We’re experiencing significant data latency issues with our Power BI dashboards that pull data from Oracle Transactional Business Intelligence (OTBI). When we connect Power BI to OTBI using OData feeds, the data in our dashboards consistently lags by approximately 24 hours compared to what we see directly in OTBI reports.
For example, transactions posted today in Oracle Fusion Cloud appear in OTBI reports within a few hours, but the same data doesn’t show up in Power BI until the next day. This is causing problems for our executive dashboards that need near real-time visibility into financial metrics.
We’ve checked the Power BI refresh schedule and it’s set to refresh every 4 hours during business hours. The OTBI data refresh timing appears to be working correctly when we run reports directly in Fusion. I’m wondering if there’s a batch schedule or ETL process between OTBI and the OData service layer that we’re not aware of. Has anyone successfully achieved near real-time integration between OTBI and Power BI?
Let me break down the timing issues between OTBI and Power BI that cause this 24-hour data lag.
For Power BI dashboards showing real-time data, you need to optimize all three components:
- Configure incremental BI warehouse ETL jobs to run every 4 hours instead of daily
- Adjust the OData service cache refresh to 15 minutes (minimum supported)
- Set Power BI refresh schedule to align with ETL completion times
Here’s what happens with your current setup: Transaction data flows from Fusion transactional tables to the BI warehouse via ETL jobs. If these run once daily at 2 AM, any transactions after that won’t appear until the next ETL run. The OData feed that Power BI consumes reads from this warehouse, adding another 15-minute cache delay.
To fix this, modify your ETL schedule in Scheduled Processes. Search for incremental ETL jobs for your subject areas (AP, AR, GL). Change the schedule from daily to every 4 hours during business hours. This balances freshness with system performance. Then align your Power BI refresh to run 30 minutes after each ETL completion to allow for cache updates.
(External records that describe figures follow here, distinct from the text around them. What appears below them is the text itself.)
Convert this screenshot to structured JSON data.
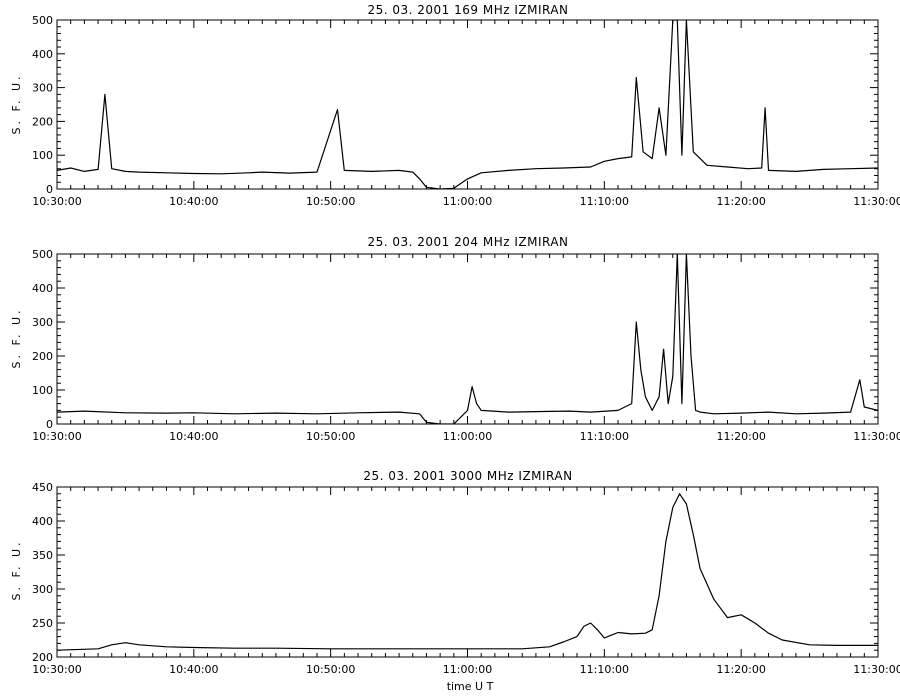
{
  "figure": {
    "xlabel": "time U T"
  },
  "chart_data": [
    {
      "type": "line",
      "title": "25.  03.  2001    169 MHz    IZMIRAN",
      "ylabel": "S. F. U.",
      "xlabel": "",
      "xlim": [
        "10:30:00",
        "11:30:00"
      ],
      "ylim": [
        0,
        500
      ],
      "yticks": [
        0,
        100,
        200,
        300,
        400,
        500
      ],
      "xticks": [
        "10:30:00",
        "10:40:00",
        "10:50:00",
        "11:00:00",
        "11:10:00",
        "11:20:00",
        "11:30:00"
      ],
      "grid": false,
      "series": [
        {
          "color": "#000000",
          "x": [
            "10:30:00",
            "10:31:00",
            "10:32:00",
            "10:33:00",
            "10:33:30",
            "10:34:00",
            "10:35:00",
            "10:36:00",
            "10:38:00",
            "10:40:00",
            "10:42:00",
            "10:44:00",
            "10:45:00",
            "10:47:00",
            "10:49:00",
            "10:50:30",
            "10:51:00",
            "10:53:00",
            "10:55:00",
            "10:56:00",
            "10:56:30",
            "10:57:00",
            "10:58:00",
            "10:59:00",
            "11:00:00",
            "11:01:00",
            "11:03:00",
            "11:05:00",
            "11:07:00",
            "11:09:00",
            "11:10:00",
            "11:11:00",
            "11:12:00",
            "11:12:20",
            "11:12:50",
            "11:13:30",
            "11:14:00",
            "11:14:30",
            "11:15:00",
            "11:15:20",
            "11:15:40",
            "11:16:00",
            "11:16:30",
            "11:17:30",
            "11:19:00",
            "11:20:30",
            "11:21:30",
            "11:21:45",
            "11:22:00",
            "11:24:00",
            "11:26:00",
            "11:28:00",
            "11:30:00"
          ],
          "y": [
            55,
            62,
            52,
            58,
            280,
            60,
            52,
            50,
            48,
            46,
            45,
            48,
            50,
            47,
            50,
            235,
            55,
            52,
            55,
            50,
            30,
            5,
            0,
            2,
            30,
            48,
            55,
            60,
            62,
            65,
            82,
            90,
            95,
            330,
            110,
            90,
            240,
            100,
            500,
            500,
            100,
            500,
            110,
            70,
            65,
            60,
            62,
            240,
            55,
            52,
            58,
            60,
            62
          ]
        }
      ]
    },
    {
      "type": "line",
      "title": "25.  03.  2001    204 MHz    IZMIRAN",
      "ylabel": "S. F. U.",
      "xlabel": "",
      "xlim": [
        "10:30:00",
        "11:30:00"
      ],
      "ylim": [
        0,
        500
      ],
      "yticks": [
        0,
        100,
        200,
        300,
        400,
        500
      ],
      "xticks": [
        "10:30:00",
        "10:40:00",
        "10:50:00",
        "11:00:00",
        "11:10:00",
        "11:20:00",
        "11:30:00"
      ],
      "grid": false,
      "series": [
        {
          "color": "#000000",
          "x": [
            "10:30:00",
            "10:32:00",
            "10:35:00",
            "10:38:00",
            "10:40:00",
            "10:43:00",
            "10:46:00",
            "10:49:00",
            "10:52:00",
            "10:55:00",
            "10:56:30",
            "10:57:00",
            "10:58:00",
            "10:59:00",
            "11:00:00",
            "11:00:20",
            "11:00:40",
            "11:01:00",
            "11:03:00",
            "11:06:00",
            "11:07:30",
            "11:09:00",
            "11:11:00",
            "11:12:00",
            "11:12:20",
            "11:12:40",
            "11:13:00",
            "11:13:30",
            "11:14:00",
            "11:14:20",
            "11:14:40",
            "11:15:00",
            "11:15:20",
            "11:15:40",
            "11:16:00",
            "11:16:20",
            "11:16:40",
            "11:17:00",
            "11:18:00",
            "11:20:00",
            "11:22:00",
            "11:24:00",
            "11:26:00",
            "11:28:00",
            "11:28:40",
            "11:29:00",
            "11:30:00"
          ],
          "y": [
            35,
            38,
            33,
            32,
            33,
            30,
            32,
            30,
            33,
            35,
            30,
            5,
            0,
            0,
            40,
            110,
            60,
            40,
            35,
            37,
            38,
            35,
            40,
            60,
            300,
            160,
            80,
            40,
            80,
            220,
            60,
            140,
            500,
            60,
            500,
            200,
            40,
            35,
            30,
            32,
            35,
            30,
            32,
            35,
            130,
            50,
            40
          ]
        }
      ]
    },
    {
      "type": "line",
      "title": "25.  03.  2001    3000 MHz    IZMIRAN",
      "ylabel": "S. F. U.",
      "xlabel": "",
      "xlim": [
        "10:30:00",
        "11:30:00"
      ],
      "ylim": [
        200,
        450
      ],
      "yticks": [
        200,
        250,
        300,
        350,
        400,
        450
      ],
      "xticks": [
        "10:30:00",
        "10:40:00",
        "10:50:00",
        "11:00:00",
        "11:10:00",
        "11:20:00",
        "11:30:00"
      ],
      "grid": false,
      "series": [
        {
          "color": "#000000",
          "x": [
            "10:30:00",
            "10:33:00",
            "10:34:00",
            "10:35:00",
            "10:36:00",
            "10:38:00",
            "10:40:00",
            "10:43:00",
            "10:46:00",
            "10:50:00",
            "10:55:00",
            "11:00:00",
            "11:04:00",
            "11:06:00",
            "11:07:00",
            "11:08:00",
            "11:08:30",
            "11:09:00",
            "11:09:30",
            "11:10:00",
            "11:10:30",
            "11:11:00",
            "11:12:00",
            "11:13:00",
            "11:13:30",
            "11:14:00",
            "11:14:30",
            "11:15:00",
            "11:15:30",
            "11:16:00",
            "11:16:30",
            "11:17:00",
            "11:18:00",
            "11:19:00",
            "11:20:00",
            "11:21:00",
            "11:22:00",
            "11:23:00",
            "11:25:00",
            "11:27:00",
            "11:30:00"
          ],
          "y": [
            210,
            212,
            218,
            221,
            218,
            215,
            214,
            213,
            213,
            212,
            212,
            212,
            212,
            215,
            222,
            230,
            245,
            250,
            240,
            228,
            232,
            236,
            234,
            235,
            240,
            290,
            370,
            420,
            440,
            425,
            380,
            330,
            285,
            258,
            262,
            250,
            235,
            225,
            218,
            217,
            217
          ]
        }
      ]
    }
  ]
}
For truly real-time requirements (under 1 hour latency), consider using Fusion REST APIs directly instead of OTBI. The REST API queries transactional tables directly, bypassing the warehouse layer entirely. You can build custom Power BI connectors using REST endpoints for Invoice, Payment, and GL Balance APIs.
The OTBI data refresh timing works well for standard reporting, but the warehouse architecture introduces inherent latency. By optimizing the ETL batch schedule and understanding the OData integration with Power BI’s caching layers, you can reduce lag from 24 hours to 4-5 hours, which meets most dashboard requirements without the complexity of direct REST API integration.
The daily ETL schedule is the default configuration, but you can modify it. Navigate to Tools > Scheduled Processes and search for “Incremental” ETL jobs. These can be scheduled more frequently than full loads. For subject areas like GL Balances or AP Invoices, you can run incremental loads every 4-6 hours without significant performance impact. Just be aware that more frequent ETLs consume more resources during business hours.
The 24-hour lag you’re seeing is likely related to how OTBI’s underlying subject areas refresh their data warehouse tables. OTBI doesn’t query transactional tables directly - it uses a data warehouse layer that’s refreshed on a schedule. Check your BI Analytics Warehouse ETL jobs in Scheduled Processes to see when they’re running.